Last month during a conference at Israel’s Institute for National Security Studies, the State Department’s David Satterfield said the administration would keep “bolster[ing] the elements of state security in Lebanon, with an emphasis on the Lebanese army.”
So reports Eldad Shavit, a researcher at the institute. Yet at the same conference another State Department official, Nathan Sales, argued “that the Lebanese army is currently a tool of Hezbollah and … it is therefore pointless to strengthen it.”
Which of those two diametrically opposed views, coming from the same State Department, is accurate?

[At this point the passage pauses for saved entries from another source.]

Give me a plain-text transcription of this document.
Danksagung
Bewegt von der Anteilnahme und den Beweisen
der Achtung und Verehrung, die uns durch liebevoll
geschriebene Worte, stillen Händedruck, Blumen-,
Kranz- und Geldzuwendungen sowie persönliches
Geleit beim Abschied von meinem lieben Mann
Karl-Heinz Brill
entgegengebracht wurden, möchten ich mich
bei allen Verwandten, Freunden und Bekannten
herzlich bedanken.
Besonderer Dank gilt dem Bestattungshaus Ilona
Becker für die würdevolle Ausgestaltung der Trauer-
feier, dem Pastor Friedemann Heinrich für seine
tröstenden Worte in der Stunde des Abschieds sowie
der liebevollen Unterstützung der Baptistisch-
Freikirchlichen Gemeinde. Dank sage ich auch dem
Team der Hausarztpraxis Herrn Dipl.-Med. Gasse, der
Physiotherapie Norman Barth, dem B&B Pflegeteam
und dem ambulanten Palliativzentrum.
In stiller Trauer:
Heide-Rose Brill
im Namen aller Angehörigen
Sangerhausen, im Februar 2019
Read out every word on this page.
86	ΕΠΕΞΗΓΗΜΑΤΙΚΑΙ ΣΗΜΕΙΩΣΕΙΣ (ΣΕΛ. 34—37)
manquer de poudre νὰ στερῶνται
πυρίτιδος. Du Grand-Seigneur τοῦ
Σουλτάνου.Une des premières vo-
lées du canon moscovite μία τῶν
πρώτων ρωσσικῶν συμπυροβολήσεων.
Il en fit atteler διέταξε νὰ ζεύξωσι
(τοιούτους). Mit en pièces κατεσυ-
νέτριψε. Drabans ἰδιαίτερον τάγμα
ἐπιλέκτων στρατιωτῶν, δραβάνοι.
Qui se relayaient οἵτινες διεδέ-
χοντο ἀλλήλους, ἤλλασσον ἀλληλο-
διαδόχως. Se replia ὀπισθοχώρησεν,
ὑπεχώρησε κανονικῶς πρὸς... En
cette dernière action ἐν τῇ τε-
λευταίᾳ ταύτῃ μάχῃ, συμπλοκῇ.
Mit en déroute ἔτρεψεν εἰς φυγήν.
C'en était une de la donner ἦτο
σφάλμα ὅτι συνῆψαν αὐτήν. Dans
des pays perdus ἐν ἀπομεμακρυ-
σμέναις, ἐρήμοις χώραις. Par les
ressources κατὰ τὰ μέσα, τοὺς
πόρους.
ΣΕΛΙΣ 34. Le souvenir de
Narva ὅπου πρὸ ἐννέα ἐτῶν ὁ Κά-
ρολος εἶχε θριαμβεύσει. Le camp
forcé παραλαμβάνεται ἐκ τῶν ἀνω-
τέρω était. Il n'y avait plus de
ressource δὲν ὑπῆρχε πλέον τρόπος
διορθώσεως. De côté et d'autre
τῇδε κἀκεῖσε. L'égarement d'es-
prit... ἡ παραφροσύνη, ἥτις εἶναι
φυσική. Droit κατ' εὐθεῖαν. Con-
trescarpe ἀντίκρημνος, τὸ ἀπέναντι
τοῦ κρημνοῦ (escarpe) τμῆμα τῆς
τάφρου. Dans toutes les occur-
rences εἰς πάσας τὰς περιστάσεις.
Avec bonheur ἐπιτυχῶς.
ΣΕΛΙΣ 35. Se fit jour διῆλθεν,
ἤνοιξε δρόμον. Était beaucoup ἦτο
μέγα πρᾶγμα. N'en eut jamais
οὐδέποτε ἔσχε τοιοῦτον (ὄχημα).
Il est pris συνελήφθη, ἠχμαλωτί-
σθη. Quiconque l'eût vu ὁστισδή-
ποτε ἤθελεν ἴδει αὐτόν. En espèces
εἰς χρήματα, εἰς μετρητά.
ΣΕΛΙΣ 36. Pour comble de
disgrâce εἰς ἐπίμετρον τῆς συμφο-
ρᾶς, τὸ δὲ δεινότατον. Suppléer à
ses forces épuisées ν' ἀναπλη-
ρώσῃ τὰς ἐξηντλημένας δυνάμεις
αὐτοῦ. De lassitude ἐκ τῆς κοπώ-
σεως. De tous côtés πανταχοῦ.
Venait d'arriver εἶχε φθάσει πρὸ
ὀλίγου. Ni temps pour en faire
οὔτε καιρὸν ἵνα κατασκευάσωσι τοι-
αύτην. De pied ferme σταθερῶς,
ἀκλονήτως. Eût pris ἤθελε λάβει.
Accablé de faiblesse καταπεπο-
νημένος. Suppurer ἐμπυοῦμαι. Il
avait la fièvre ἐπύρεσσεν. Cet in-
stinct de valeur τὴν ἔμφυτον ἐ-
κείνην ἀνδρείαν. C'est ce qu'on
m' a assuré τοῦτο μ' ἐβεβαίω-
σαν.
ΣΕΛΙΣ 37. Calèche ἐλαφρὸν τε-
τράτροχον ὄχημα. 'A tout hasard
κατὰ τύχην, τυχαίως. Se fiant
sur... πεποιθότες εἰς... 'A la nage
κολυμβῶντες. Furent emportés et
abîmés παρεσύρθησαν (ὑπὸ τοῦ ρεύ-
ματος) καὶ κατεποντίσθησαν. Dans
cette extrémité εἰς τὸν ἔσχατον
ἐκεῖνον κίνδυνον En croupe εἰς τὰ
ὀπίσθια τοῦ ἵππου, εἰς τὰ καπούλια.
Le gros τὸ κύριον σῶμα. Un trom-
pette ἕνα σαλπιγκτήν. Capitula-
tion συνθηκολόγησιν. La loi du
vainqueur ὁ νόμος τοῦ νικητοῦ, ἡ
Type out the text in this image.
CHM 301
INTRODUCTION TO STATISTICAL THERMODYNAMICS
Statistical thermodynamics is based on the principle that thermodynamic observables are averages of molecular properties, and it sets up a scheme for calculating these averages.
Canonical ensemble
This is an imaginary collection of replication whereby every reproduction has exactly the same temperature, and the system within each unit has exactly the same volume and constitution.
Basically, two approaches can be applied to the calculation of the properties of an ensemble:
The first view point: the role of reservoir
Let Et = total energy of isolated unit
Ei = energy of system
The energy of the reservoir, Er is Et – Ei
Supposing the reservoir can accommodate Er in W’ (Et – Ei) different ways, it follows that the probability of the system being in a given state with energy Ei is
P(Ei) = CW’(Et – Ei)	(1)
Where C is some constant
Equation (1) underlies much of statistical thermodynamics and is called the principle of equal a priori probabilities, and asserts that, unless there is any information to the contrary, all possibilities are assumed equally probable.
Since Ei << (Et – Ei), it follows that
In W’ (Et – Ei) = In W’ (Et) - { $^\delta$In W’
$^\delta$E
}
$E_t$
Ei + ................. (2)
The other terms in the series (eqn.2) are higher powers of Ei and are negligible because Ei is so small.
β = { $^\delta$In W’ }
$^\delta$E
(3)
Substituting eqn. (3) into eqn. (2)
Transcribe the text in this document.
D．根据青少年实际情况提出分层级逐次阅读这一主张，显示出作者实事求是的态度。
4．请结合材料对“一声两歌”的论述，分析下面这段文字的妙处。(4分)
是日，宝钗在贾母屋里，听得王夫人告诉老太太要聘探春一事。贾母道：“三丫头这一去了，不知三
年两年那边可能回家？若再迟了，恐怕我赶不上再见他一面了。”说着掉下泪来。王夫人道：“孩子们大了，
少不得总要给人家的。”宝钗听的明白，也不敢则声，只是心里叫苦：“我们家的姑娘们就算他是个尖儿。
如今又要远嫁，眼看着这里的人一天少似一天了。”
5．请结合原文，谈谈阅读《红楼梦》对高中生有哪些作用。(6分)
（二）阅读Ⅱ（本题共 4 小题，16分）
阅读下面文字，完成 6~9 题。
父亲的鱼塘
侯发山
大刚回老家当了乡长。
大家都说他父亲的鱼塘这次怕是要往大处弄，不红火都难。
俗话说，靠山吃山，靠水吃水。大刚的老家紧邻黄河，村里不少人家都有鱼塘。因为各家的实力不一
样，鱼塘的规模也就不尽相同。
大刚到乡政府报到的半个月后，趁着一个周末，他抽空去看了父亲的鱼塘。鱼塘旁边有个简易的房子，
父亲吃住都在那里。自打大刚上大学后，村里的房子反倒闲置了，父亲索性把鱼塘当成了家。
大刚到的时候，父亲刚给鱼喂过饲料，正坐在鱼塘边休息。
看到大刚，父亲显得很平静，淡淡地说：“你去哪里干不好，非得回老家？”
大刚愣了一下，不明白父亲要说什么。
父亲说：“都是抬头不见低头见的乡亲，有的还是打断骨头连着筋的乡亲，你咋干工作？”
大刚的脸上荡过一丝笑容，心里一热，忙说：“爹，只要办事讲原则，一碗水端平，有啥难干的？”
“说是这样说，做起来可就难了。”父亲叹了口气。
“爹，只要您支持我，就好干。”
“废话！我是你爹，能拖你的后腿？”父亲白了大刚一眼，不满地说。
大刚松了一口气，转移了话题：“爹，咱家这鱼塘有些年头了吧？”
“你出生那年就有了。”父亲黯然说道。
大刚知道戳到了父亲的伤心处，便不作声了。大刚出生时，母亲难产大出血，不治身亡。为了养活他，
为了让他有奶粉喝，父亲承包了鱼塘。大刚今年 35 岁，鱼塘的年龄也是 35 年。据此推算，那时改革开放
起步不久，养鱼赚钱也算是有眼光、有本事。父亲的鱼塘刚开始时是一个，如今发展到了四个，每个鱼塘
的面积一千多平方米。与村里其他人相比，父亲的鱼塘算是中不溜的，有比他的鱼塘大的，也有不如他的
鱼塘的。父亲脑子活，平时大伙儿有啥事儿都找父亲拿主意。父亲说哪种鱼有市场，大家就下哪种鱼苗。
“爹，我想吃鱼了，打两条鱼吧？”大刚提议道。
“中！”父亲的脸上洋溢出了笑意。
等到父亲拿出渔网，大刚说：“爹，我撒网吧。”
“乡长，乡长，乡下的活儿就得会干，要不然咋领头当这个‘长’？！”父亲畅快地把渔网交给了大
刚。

If Sales is right, it is troubling that since 2006, as Shavit notes, the U.S. has given the Lebanese army “more than $1.6 billion in military aid,” and that “recent months have witnessed an expansion in U.S. aid, some of which has already reached Lebanon.” This aid included attack planes and helicopters as well as drones.
The official Israeli view is that it’s all a big mistake. Defense Minister Avigdor Liberman says:
[T]he Lebanese army has lost its independence and is another unit in Hezbollah’s apparatus, and therefore, as far as we are concerned, the infrastructure of the Lebanese army and the Lebanese state is one with the infrastructure of Hezbollah.
Shavit, a former high-ranking intelligence official, spells it out in more detail:
Close cooperation continues between the Lebanese army and Hezbollah. Therefore, the working assumption must be that weapons and knowledge that reach the Lebanese army will find their way into the hands of Hezbollah. This means that all aid to the Lebanese army is liable to strengthen the military capabilities of Hezbollah.
Hezbollah, officially listed as a terror organization by the State Department, is an enemy of the West that is sworn to Israel’s destruction.
And yet:
Lebanese authorities are taking no action to prevent Hezbollah from increasing its military capabilities, and no efforts were made to prevent the group from deploying surface-to-surface missiles and rockets intended for striking at Israel and taking measures to improve the systems’ accuracy.
Tony Badran, an expert at the Foundation for Defense of Democracies, takes an outright acerbic view of the U.S. aid to the Lebanese military. He notes what occurred during Secretary of State Rex Tillerson’s visit to Lebanon last month:
Tillerson was made to sit alone in a room with no American flag in sight and wait, as photographers took pictures and video, before Hezbollah’s chief allies in Lebanon’s government, President Michel Aoun and his son-in-law the foreign minister, finally came out to greet him. Images of the U.S. Secretary of State fidgeting in front of an empty chair were then broadcast across the Middle East to symbolize American impotence at a fateful moment for the region.
Hezbollah, in Badran’s phrasing:
[A]n Iranian trained-and-financed army that has negated the legitimate political institutions of the Lebanese state through force while it brutally murders and ethnically cleanse[s] people in Syria and keeps 150,000 missiles targeted at Israel. … By supporting “Lebanon,” or “Lebanese state institutions,” the United States is in fact supporting a government dominated by a U.S.-designated terrorist group.
Washington’s ongoing delusory policy toward Lebanon comes at a time when some see an imminent possibility of war between Israel and its foes to the north. Despite repeated Israeli airstrikes on Iranian, Syrian, and Hezbollah targets in Syria, Iranian entrenchment in Syria appears to be continuing, with Iran reportedly building a new permanent military base near Damascus.
In case of a confrontation, Israel — facing not only Hezbollah’s 150,000 missiles in Lebanon but possibly also a Syrian front — will not have the luxury of pussyfooting in its response. Attempting to deter such a conflict, Israel has repeatedly warned (for instance, here and here) that war on Hezbollah will also mean war on Lebanon — since the two have merged into the same military and political entity.
If deterrence fails and war breaks out, Hezbollah’s deployment in the midst of population centers will make civilian casualties inevitable — which, in turn, will make international pressure on Israel inevitable.
In such a scenario, Israel will need clear-sighted U.S. support based on the understanding that Israel will be fighting a no-choice war against a single, united enemy.